The coach of the time, Carlos Alberto Parreira, was angered by the poor turnout of spectators back then, suggesting more people attend his side's training sessions back at home then were at the stadium that evening. Last night's crowd was better, and although there were plenty of spaces in the stadium what they lacked in numbers they certainly made up for in enthusiasm. "I was very excited when I heard Iran were playing Brazil in UAE,"
Mohammed Ahmedi, 21, student who has lived in Dubai all his life, said. "I don't know why they chose to play this game here rather than in Tehran, but I am happy that they did."
Unsurprisingly, given the large Iranian expatriate population in the UAE, the nominal home team had the larger share of seats in the ground, which they decorated with an array of flags to add some colour to the proceedings. A substantial banner was also unfurled in the second-half, bearing the image of Karim Bagheri, the 37-year-old midfielder who was playing his last match for the national team before he retires.
Much to their delight, Bagheri was paraded in front of the Iranian fans on the shoulders of his colleagues at the conclusion of the 3-0 defeat. Despite giving away a numerical advantage, Brazil's supporters were in typically good voice, boosted no doubt by the backing of the majority of neutrals in the audience.
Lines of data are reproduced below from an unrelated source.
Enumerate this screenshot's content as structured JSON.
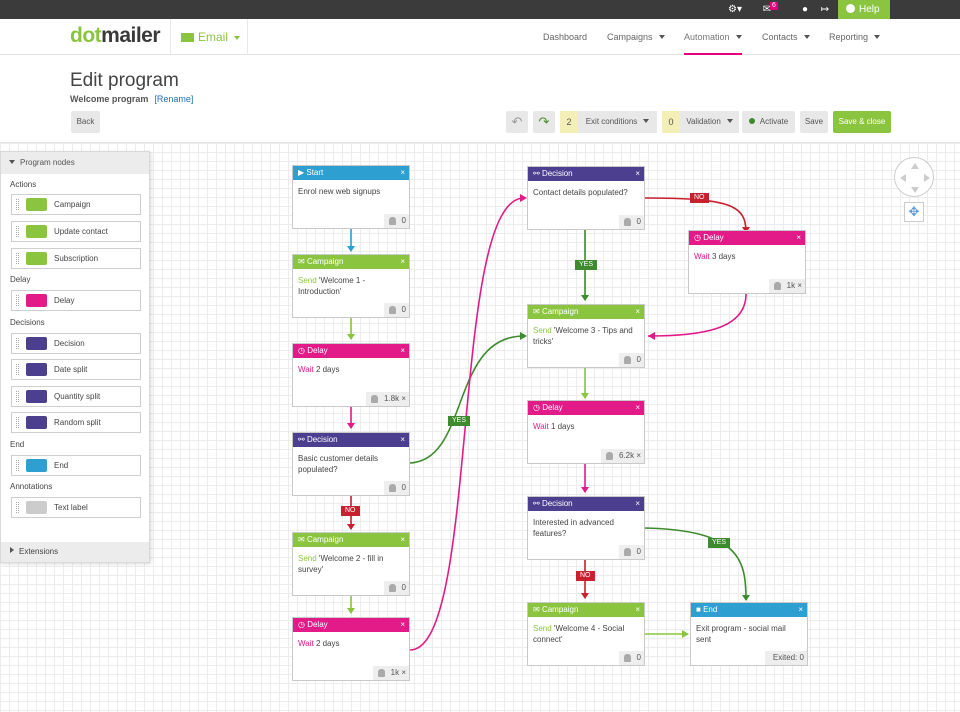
{
  "topbar": {
    "badge": "6",
    "help": "Help"
  },
  "logo": {
    "dot": "dot",
    "mailer": "mailer"
  },
  "product": {
    "label": "Email"
  },
  "nav": {
    "dashboard": "Dashboard",
    "campaigns": "Campaigns",
    "automation": "Automation",
    "contacts": "Contacts",
    "reporting": "Reporting"
  },
  "page": {
    "title": "Edit program",
    "program_name": "Welcome program",
    "rename": "[Rename]"
  },
  "toolbar": {
    "back": "Back",
    "exit_count": "2",
    "exit_label": "Exit conditions",
    "validation_count": "0",
    "validation_label": "Validation",
    "activate": "Activate",
    "save": "Save",
    "save_close": "Save & close"
  },
  "panel": {
    "title": "Program nodes",
    "extensions": "Extensions",
    "sections": {
      "actions": "Actions",
      "delay": "Delay",
      "decisions": "Decisions",
      "end": "End",
      "annotations": "Annotations"
    },
    "items": {
      "campaign": "Campaign",
      "update_contact": "Update contact",
      "subscription": "Subscription",
      "delay": "Delay",
      "decision": "Decision",
      "date_split": "Date split",
      "quantity_split": "Quantity split",
      "random_split": "Random split",
      "end": "End",
      "text_label": "Text label"
    }
  },
  "nodes": {
    "start": {
      "title": "Start",
      "body": "Enrol new web signups",
      "count": "0"
    },
    "campaign1": {
      "title": "Campaign",
      "verb": "Send",
      "body": "'Welcome 1 - Introduction'",
      "count": "0"
    },
    "delay1": {
      "title": "Delay",
      "verb": "Wait",
      "body": "2 days",
      "count": "1.8k"
    },
    "decision1": {
      "title": "Decision",
      "body": "Basic customer details populated?",
      "count": "0"
    },
    "campaign2": {
      "title": "Campaign",
      "verb": "Send",
      "body": "'Welcome 2 - fill in survey'",
      "count": "0"
    },
    "delay2": {
      "title": "Delay",
      "verb": "Wait",
      "body": "2 days",
      "count": "1k"
    },
    "decision2": {
      "title": "Decision",
      "body": "Contact details populated?",
      "count": "0"
    },
    "delay3": {
      "title": "Delay",
      "verb": "Wait",
      "body": "3 days",
      "count": "1k"
    },
    "campaign3": {
      "title": "Campaign",
      "verb": "Send",
      "body": "'Welcome 3 - Tips and tricks'",
      "count": "0"
    },
    "delay4": {
      "title": "Delay",
      "verb": "Wait",
      "body": "1 days",
      "count": "6.2k"
    },
    "decision3": {
      "title": "Decision",
      "body": "Interested in advanced features?",
      "count": "0"
    },
    "campaign4": {
      "title": "Campaign",
      "verb": "Send",
      "body": "'Welcome 4 - Social connect'",
      "count": "0"
    },
    "end": {
      "title": "End",
      "body": "Exit program - social mail sent",
      "count": "Exited: 0"
    }
  },
  "labels": {
    "yes": "YES",
    "no": "NO"
  },
  "colors": {
    "brand_green": "#8bc53f",
    "pink": "#e21b89",
    "purple": "#4c3f8f",
    "blue": "#2d9fd0",
    "yes": "#3e8a2e",
    "no": "#c8202f"
  }
}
The curious background to the fixture mattered little to the majority, who were just pleased to have the chance to see some of the games biggest stars up close and in person.
"I never imagined they would come back here to play," Victor Gomes, a 14-year-old pupil at the American Community School in Abu Dhabi, said at last night's game. "I came to watch when they played the UAE here and that was not such a good game." Brazil will play their local rivals Argentina in Doha next month, and one supporter was so excited by the prospect he wore his Argentina shirt to the game.
"I am here wearing this shirt because I am against Brazil," said Farid Ali, 31, a Dubai-based Emirati who plans to travel to Qatar for the next stage of Brazil's globetrotting series. "It is surprising they have come here to play this game, but this game was bound to be closer than when they played the UAE."